Wednesday, April 20, 2011

Stock Sales via Power of Attorney

As explained in prior blogs, the tax on an initial sale of stock was .05/$100 in face value or fraction thereof; and the tax on a resale of stock was .02/$100 in face value or fraction thereof. If, however, an owner appointed a third party to sell the stock then an additional tax of 25-cents was due. The War Revenue Law levied a 25-cent tax on all power of attorney appointments that involved financial transactions.


Actually we've blogged previously about the power of attorney tax on a stock sale. Before becoming a regular guest on 1898revenues, I helped answer a reader's query about the tax on some Mexican Telephone Company stocks.


Now I'm the one needing help. The $1,000 stock certificate for the Kansas, Missouri, and Texas Railway Company (The Katy) shown below was initally issued October 31, 1890 well before the Spanish American War tax era. So its initial sale to the English Association of American Bond and Shareholders Ltd. (EAAB&S) wasn't taxed, but a resale was taxed in the US on January 12, 1901 and that resale included a power of attorney transaction. It's what transpired between those two events that's hazy.

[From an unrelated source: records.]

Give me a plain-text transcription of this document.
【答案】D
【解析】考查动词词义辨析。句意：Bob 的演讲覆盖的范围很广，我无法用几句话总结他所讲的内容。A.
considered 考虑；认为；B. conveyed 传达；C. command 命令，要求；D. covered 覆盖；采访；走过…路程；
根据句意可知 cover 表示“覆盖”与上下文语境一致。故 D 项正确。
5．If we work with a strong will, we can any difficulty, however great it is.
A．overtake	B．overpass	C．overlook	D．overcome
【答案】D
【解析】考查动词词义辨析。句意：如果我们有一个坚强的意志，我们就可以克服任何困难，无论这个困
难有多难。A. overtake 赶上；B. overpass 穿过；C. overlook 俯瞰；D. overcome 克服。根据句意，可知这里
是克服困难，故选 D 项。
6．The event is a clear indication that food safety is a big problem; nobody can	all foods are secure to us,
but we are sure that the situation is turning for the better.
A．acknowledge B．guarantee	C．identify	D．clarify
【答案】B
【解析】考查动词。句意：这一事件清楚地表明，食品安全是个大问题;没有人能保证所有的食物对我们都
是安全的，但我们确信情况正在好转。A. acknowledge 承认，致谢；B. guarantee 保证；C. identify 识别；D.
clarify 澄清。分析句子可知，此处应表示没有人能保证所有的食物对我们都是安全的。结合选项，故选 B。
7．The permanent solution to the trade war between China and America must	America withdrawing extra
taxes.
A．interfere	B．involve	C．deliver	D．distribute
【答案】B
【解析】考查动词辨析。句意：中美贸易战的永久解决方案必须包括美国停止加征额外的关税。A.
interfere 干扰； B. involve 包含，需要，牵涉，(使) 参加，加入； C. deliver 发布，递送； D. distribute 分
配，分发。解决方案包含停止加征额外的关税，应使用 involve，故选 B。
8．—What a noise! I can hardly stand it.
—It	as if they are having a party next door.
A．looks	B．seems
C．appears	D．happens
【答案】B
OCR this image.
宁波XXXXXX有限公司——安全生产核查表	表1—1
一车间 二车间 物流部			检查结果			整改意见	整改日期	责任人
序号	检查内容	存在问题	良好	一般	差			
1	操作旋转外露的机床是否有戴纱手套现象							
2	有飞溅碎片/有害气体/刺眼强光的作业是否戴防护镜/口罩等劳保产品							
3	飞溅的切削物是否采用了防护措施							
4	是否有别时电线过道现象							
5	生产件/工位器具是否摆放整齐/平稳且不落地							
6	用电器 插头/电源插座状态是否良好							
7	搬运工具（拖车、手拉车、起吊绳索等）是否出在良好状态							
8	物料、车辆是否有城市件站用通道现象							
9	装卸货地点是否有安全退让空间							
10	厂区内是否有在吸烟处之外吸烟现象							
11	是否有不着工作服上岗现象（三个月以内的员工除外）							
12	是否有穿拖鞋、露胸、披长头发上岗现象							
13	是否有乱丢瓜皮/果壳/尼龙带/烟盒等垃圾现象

$1,000 Stock Certificate Kansas, Missouri, and Texas Railway Company
Originally issued 31 October 1890


A single Great Britain Transfer Duty 2 shilling revenue stamp appears in the upper right corner. Presumably it paid the tax on the transfer of this stock to P. J. O'Brien on 17 November 1900, just 17 days after EAAB&S purchased it. I'm guessing P. J. O'Brien was an EAAB&S member who requested registration of this certificate in his personal name, an EAAB&S option as described in their advertisments appearing in The Railway News and Joint-Stock Journal.




Great Britain Transfer Duty 2 Shilling Blue


An undated circular handstamp cancel depicting the heraldic lion and crown from The Netherlands coat of arms flanked on the left by the numerals "7,50" and on the right by the letters "Gl" with the letter "l" underlined also appears on the front of the certificate.


Can anyone identify and explain the exact significance of this handstamp?
It likely is related to Boissevain & Co. as described below.
UPDATE April 21: Mike Mahler advises the handstamp is from the Netherlands province of "Noord Holland", and that's the wording appearing at the top of the handstamp. He, too, believes it to document a tax payment there of 7.50 guilders. Amsterdam, home office of Boissevain & Co., is located in Noord (North) Holland.



Completed transfer form on reverse side

As with this stock certificate, a preprinted transfer form often appears on the reverse side. EAAB&S used it to effect the aforementioned transfer to P. J. O'Brien on 17 November 1900. Deveremy Toler is faintly handstamped in the space provided for naming the transfer attorney. Both the Director and Secretary of the EAAB&S, along with one witness, signed the transfer authority. Those signatures are tied with a raised impression of the EAAB&S corporate seal. The address of the EAAB&S, 5, Great Winchester Street, London, E.C. is handstamped below the seal toward the left side.


So what's with the battleship revenues in the bottom left corner straddling the handstamped address of the EAAB&S? Well.....I'm not exactly certain, but obviously this certificate was returned and cancelled at some point as it was pasted back into the railroad's original stock stub book. When that occurred is unclear, but most likely on or around January 12, 1901, the date the battleship stamps were cancelled.




Cancellation Detail of Boissevain & Co.
Jan/12/1901
New York
and impression of the EAAB&S seal


Boissevain & Co., a Dutch firm with offices in Amsterdam, New York and London presumably was responsible for the curious 7,50 Gl handstamp on the front.


Further, as their New York CDS appears on the battleship stamps, they appear to have effected the return/repurchase/redemption/cancellation of this certificate by "The Katy", although the specific reason for its return is not identified.


Did Boissevain hold the certificate in trust for Mr. O'Brien on behalf of the EAAB&S ever since 1890? Or did Mr. O'Brien hold the certificate and simply use Boissevain to effect its eventual return/resale to The Katy?


Obviously, Boissevain felt obligated to pay both a resale tax of 20cents represented by the two 10-cent battleship stamps, as well as a power of attorney tax of 25 cents represented by the 25-cent battleship stamp. Numerous pinholes suggest additional instructions may have been attached at some point, but they are now lost to time.


My explanation, like the document itself, is a bit hazy, but it does illustrate payment of the resale and power of attorney tax during the Spanish American War Tax era.


This certificate demonstrates a multiply taxed doument by three national taxing authorities: Great Britain, The Netherlands province of Noord Holland, and the United States.


"The Katy" was first organized in 1865 and mostly provided passenger and freight service to Texas from the middle America market, eventually providing access to the Texas port of Galveston. Today it is part of the Union Pacific Railroad.